When the Soviet Union began to fracture in 1991, the world was forced to reckon with the first collapse of a nuclear superpower in history.1 The USSR was home to more than 27,000 nuclear weapons, more than one million citizens working at nuclear facilities, and over 600 metric tons of nuclear fissile materials.2 It seemed inevitable that some of these weapons, experts, and materials would end up in terrorist cells or hostile states,3 especially given a series of recent failed attempts at non-proliferation cooperation between the US and the USSR.4
Seeing the threat, the Carnegie and MacArthur foundations funded a Prevention of Proliferation Task Force, which (among other outputs) produced the influential report “Soviet Nuclear Fission: Control of the Nuclear Arsenal in a Disintegrating Soviet Union” by Ash Carter and others.5 Shortly before the report’s publication, the authors presented their findings to Senators Sam Nunn (D-GA) and Richard Lugar (R-IN) at a meeting arranged by the president of the Carnegie foundation.6 In later remarks, Nunn described the report as having an “astounding effect” on him and other Senators.7
Later that year, Nunn and Lugar introduced legislation (co-drafted with Carter and others8) to create the Cooperative Threat Reduction Program, also known as the Nunn-Lugar Act.9 The bill provided hundreds of millions of dollars in funding and scientific expertise to help former Soviet Union states decommission their nuclear stockpiles. As of 2013,10 the Nunn-Lugar Act had achieved the dismantling or elimination of over 7,616 nuclear war-heads, 926 ICBMs, and 498 ICBM sites. In addition to removing weapons, the program also attempted to ensure that remaining nuclear materials in the former USSR were appropriately secured and accounted for.11 In 2012, President Obama said that Nunn-Lugar was one of America’s “smartest and most successful national security programs,” having previously called it “one of the most important investments we could have made to protect ourselves from catastrophe.”12 President-Elect Joe Biden, a U.S. Senator at the time of Nunn-Lugar’s passage, called it “the most cost-effective national security expenditure in American history.”13
The Nunn-Lugar program is an example of how technology governance can have a very large impact, and specifically by reducing global catastrophic risks from technology. Stories like this help inspire and inform our own grantmaking related to mitigating potential catastrophic risks from another (albeit very different) class of high-stakes technologies, namely some advanced artificial intelligence (AI) capabilities that will be fielded in the coming decades, and in particular from what we call “transformative AI” (more below).14
We have previously described some of our grantmaking priorities related to technical work on “AI alignment” (e.g. here), but we haven’t yet said much about our grantmaking related to AI governance. In this post, I aim to clarify our priorities in AI governance, and summarize our AI governance grantmaking so far.
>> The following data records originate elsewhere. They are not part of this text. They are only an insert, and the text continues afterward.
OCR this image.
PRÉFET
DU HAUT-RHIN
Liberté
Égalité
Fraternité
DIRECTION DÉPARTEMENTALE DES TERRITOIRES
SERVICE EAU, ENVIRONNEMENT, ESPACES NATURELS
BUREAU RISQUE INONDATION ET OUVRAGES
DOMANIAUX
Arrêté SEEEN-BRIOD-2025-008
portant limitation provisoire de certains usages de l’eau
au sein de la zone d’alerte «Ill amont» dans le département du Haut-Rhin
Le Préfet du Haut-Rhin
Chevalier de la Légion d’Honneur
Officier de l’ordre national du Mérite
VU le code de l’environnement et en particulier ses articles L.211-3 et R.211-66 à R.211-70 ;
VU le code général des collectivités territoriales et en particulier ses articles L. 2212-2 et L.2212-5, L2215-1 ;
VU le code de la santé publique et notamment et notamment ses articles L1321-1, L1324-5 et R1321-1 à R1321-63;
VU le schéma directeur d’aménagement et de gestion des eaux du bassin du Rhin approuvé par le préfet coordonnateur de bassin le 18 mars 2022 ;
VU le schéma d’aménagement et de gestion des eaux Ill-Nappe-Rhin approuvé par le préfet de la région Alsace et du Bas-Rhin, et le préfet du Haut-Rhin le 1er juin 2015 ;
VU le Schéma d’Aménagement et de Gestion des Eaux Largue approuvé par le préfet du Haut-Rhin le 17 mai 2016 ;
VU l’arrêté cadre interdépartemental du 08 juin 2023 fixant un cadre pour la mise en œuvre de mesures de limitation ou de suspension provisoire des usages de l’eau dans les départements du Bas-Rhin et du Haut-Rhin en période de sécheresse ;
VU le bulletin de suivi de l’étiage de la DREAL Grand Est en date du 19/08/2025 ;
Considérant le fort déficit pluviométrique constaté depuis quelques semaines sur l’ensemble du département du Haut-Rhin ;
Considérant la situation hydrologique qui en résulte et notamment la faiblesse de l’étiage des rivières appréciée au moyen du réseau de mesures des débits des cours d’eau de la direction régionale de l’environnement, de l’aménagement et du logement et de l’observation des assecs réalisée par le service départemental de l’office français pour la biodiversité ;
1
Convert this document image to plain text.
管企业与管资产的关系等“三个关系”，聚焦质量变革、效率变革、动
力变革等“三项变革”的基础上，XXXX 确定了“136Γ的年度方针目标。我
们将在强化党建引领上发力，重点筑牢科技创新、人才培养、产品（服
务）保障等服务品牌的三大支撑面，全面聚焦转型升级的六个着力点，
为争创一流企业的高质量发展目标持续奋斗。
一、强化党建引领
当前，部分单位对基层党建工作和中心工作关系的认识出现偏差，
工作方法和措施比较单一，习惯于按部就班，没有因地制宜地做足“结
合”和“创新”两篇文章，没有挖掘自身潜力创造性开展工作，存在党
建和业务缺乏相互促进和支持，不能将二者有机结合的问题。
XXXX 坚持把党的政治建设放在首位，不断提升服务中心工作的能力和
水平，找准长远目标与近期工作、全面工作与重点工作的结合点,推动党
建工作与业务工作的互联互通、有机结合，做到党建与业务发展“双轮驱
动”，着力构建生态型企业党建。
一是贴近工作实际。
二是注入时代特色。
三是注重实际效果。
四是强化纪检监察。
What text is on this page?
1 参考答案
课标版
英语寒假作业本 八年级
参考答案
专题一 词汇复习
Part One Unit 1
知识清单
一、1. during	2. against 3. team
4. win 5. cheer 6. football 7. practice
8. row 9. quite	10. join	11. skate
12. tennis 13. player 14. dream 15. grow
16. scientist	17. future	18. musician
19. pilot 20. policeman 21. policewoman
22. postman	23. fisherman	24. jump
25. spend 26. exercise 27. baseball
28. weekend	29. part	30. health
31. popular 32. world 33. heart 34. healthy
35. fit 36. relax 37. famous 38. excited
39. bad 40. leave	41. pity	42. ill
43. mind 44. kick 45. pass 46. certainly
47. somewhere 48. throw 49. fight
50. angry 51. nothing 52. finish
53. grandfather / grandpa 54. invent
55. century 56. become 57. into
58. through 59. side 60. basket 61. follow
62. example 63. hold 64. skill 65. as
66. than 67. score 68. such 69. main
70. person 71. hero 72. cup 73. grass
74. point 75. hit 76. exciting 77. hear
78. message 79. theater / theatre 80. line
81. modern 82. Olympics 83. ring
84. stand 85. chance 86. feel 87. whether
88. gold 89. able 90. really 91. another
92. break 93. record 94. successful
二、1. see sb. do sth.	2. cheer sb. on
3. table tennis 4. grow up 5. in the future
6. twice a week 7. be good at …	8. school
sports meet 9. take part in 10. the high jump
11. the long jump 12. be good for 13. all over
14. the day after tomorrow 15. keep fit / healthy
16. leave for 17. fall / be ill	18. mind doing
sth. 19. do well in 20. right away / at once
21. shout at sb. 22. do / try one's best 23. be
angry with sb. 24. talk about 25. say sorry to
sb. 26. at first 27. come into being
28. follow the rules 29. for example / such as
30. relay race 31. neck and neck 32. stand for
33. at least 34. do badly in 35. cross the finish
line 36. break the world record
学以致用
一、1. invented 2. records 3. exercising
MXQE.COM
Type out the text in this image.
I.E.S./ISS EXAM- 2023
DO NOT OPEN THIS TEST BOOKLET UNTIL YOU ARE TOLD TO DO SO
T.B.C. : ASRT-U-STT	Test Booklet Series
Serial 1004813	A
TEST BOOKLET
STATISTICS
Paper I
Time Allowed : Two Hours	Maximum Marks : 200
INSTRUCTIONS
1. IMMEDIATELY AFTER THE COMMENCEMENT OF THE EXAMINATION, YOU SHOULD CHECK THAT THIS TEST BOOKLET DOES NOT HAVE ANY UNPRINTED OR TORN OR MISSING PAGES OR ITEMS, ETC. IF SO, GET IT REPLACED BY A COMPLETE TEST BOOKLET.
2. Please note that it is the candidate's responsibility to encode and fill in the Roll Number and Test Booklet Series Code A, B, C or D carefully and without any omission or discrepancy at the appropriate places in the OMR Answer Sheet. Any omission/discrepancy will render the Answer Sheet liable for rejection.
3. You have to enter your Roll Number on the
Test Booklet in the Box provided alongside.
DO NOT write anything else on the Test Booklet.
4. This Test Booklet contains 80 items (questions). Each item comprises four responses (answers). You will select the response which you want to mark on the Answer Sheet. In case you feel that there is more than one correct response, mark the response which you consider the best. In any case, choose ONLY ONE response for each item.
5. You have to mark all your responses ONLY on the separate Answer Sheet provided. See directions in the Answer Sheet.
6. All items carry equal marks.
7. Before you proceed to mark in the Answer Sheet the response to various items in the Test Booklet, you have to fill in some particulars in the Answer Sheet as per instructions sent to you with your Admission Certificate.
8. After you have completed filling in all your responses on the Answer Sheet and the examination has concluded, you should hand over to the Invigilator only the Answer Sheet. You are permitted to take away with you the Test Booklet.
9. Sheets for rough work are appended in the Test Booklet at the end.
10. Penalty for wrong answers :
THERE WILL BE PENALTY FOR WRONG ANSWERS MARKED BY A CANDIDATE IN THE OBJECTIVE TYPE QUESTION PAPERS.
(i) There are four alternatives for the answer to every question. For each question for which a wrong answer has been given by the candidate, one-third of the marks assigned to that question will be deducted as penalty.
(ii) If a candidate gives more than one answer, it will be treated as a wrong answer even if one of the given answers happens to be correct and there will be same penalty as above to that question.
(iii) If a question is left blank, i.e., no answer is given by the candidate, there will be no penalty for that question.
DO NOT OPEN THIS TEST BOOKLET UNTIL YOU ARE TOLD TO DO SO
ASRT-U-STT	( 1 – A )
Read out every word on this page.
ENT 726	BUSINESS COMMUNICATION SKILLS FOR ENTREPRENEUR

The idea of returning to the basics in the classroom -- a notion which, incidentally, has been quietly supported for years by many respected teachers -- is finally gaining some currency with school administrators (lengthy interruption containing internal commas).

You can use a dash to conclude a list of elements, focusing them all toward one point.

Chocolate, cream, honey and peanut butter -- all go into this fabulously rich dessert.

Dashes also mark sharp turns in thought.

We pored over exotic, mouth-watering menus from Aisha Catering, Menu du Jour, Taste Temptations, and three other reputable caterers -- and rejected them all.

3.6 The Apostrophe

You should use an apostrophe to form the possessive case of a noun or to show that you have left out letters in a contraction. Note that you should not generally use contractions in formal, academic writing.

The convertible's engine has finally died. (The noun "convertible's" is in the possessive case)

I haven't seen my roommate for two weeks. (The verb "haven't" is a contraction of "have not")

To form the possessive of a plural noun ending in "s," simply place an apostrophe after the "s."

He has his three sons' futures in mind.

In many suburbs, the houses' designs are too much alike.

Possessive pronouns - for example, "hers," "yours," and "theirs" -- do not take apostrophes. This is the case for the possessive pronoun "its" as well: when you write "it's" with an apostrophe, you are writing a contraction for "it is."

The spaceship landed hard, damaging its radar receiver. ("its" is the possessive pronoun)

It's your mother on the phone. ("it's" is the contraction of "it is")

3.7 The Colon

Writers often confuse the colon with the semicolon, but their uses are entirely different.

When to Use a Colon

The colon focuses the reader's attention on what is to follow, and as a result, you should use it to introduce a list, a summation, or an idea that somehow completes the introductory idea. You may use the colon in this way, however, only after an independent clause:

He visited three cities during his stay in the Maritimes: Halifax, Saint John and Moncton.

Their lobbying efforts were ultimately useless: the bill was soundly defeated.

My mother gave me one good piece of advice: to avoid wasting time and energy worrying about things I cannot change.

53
Our priorities within AI governance
By AI governance we mean local and global norms, policies, laws, processes, politics, and institutions (not just governments) that will affect social outcomes from the development and deployment of AI systems. We aim to support work related to both AI governance research (to improve our collective understanding of how to achieve beneficial and effective AI governance) and AI governance practice and influence (to improve the odds that good governance ideas are actually implemented by companies, governments, and other actors).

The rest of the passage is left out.